Many other systems inject code to emit and observe events to aid with debugging of complex designs, such as “System on Chip” designs Lee and Lysecky [2015]. SeaCucumber Tripp et al. [2002] was the first to support source-level (HLS) debugging, both during behavioural simulation and during hardware execution. Monson and Hutchings [2015] take a different approach: source-code transformation (at the HLS level) to introduce “event observability ports” to enable runtime visibility of variables’ values –but note that it’s not always possible to observe an expression an interest. We took the approach of Monson and Hutchings [2015], relying on source transformation rather than on the HLS system.

Overhead can be reduced by being selective about what to monitor, rather than monitoring everything by default. This was studied by Goeders and Wilton [2016] who compared the amount of visibility afforded by different schemes when recording events such as reads and updates. We left the choice of what to observe to the programmer.

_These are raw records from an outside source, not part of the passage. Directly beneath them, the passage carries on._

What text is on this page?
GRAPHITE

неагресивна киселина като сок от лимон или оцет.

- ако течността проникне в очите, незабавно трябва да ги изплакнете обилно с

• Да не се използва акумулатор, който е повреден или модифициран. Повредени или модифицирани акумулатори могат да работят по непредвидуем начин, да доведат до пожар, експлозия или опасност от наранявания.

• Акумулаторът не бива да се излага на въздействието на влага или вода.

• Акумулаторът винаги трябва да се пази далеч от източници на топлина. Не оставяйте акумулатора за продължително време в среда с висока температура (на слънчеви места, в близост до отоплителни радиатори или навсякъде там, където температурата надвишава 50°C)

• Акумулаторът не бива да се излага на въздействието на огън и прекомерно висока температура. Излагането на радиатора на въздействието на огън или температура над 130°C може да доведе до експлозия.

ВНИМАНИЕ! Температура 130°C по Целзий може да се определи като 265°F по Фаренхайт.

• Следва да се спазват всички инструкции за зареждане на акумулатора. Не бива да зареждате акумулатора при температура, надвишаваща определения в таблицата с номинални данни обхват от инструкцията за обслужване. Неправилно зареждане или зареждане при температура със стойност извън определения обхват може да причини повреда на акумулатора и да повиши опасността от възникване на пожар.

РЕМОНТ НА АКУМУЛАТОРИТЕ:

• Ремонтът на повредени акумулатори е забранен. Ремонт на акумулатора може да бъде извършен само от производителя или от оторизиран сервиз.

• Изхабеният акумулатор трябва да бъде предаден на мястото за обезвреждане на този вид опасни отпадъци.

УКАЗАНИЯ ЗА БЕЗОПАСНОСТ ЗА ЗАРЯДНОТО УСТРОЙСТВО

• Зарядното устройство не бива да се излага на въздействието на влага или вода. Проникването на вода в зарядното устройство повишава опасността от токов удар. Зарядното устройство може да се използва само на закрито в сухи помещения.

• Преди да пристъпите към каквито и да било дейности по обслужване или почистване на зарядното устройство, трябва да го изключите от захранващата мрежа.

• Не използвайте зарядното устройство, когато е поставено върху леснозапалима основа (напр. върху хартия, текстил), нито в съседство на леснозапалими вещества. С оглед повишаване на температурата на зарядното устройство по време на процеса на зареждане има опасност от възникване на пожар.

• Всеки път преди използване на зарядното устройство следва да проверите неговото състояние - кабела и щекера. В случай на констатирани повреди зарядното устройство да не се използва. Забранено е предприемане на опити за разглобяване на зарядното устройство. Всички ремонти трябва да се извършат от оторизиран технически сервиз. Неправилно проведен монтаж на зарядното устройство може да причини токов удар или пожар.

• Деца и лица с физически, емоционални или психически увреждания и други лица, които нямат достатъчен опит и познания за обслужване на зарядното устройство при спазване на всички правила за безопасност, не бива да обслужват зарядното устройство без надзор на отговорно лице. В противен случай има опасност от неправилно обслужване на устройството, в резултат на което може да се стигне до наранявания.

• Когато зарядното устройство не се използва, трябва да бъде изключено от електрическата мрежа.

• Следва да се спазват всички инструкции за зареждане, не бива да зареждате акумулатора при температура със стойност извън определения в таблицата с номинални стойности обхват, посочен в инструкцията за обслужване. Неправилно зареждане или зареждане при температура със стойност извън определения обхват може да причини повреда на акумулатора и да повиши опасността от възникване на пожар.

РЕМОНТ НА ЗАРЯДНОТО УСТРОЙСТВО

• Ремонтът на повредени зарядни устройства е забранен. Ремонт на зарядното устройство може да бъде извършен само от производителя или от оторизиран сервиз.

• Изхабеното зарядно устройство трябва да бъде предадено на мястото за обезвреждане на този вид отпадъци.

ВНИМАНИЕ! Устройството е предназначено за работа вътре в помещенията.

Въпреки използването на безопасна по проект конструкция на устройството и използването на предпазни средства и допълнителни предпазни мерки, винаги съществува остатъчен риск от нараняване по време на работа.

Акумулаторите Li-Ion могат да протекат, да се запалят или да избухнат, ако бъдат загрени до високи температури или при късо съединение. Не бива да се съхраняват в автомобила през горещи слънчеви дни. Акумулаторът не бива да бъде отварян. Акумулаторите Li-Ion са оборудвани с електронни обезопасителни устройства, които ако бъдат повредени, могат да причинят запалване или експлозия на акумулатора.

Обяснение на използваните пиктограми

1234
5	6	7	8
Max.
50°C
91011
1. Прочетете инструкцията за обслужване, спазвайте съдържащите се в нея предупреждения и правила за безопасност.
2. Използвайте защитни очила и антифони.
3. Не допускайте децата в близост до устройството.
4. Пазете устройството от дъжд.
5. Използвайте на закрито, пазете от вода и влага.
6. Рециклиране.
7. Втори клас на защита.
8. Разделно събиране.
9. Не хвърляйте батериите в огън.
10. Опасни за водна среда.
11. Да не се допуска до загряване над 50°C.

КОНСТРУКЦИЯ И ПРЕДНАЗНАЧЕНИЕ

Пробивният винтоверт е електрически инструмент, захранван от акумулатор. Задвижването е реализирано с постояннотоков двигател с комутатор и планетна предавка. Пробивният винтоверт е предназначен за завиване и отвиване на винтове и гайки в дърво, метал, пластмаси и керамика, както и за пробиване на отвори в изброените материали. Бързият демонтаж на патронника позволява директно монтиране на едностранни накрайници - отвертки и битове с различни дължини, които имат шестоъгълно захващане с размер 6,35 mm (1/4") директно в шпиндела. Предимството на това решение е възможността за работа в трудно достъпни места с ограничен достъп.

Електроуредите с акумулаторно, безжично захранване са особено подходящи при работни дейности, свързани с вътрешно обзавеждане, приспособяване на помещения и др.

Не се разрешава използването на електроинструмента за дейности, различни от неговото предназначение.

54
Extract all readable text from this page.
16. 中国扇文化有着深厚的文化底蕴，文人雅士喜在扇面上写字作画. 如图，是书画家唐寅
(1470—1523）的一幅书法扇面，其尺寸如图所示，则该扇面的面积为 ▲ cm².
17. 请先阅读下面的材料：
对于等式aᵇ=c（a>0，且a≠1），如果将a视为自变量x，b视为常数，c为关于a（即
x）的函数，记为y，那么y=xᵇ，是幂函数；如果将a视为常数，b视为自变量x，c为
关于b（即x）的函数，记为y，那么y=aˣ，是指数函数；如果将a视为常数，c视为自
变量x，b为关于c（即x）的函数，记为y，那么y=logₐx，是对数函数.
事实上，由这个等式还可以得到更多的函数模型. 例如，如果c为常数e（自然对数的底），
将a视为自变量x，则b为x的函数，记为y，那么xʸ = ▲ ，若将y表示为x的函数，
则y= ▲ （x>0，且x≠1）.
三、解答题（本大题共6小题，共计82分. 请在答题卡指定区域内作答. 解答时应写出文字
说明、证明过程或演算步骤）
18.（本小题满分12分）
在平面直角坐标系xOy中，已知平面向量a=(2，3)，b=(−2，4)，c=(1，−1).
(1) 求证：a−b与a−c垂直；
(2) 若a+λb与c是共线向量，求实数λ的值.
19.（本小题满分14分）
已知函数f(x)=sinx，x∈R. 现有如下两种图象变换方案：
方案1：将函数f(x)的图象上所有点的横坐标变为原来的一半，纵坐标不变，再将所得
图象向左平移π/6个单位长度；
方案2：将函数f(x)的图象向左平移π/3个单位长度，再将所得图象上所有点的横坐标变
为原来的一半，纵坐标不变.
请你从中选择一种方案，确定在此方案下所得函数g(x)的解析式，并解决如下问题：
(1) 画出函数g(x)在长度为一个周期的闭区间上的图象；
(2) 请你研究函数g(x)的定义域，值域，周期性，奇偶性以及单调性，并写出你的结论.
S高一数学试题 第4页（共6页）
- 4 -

At present the LegUp HLS system Calagar et al. [2014] appears to provide the best support for debugging. In a contribution to that system, Hung and Wilton [2014] take a different approach to us: they use a two-step incremental compilation, the second step of which compiles the monitoring system by reclaiming unused FPGA resources. This approach is less likely to interfere with the timing behaviour of the observed circuit. Their model is more specialised to trace-buffers, and it would be interesting to generalise it to support our directing controller.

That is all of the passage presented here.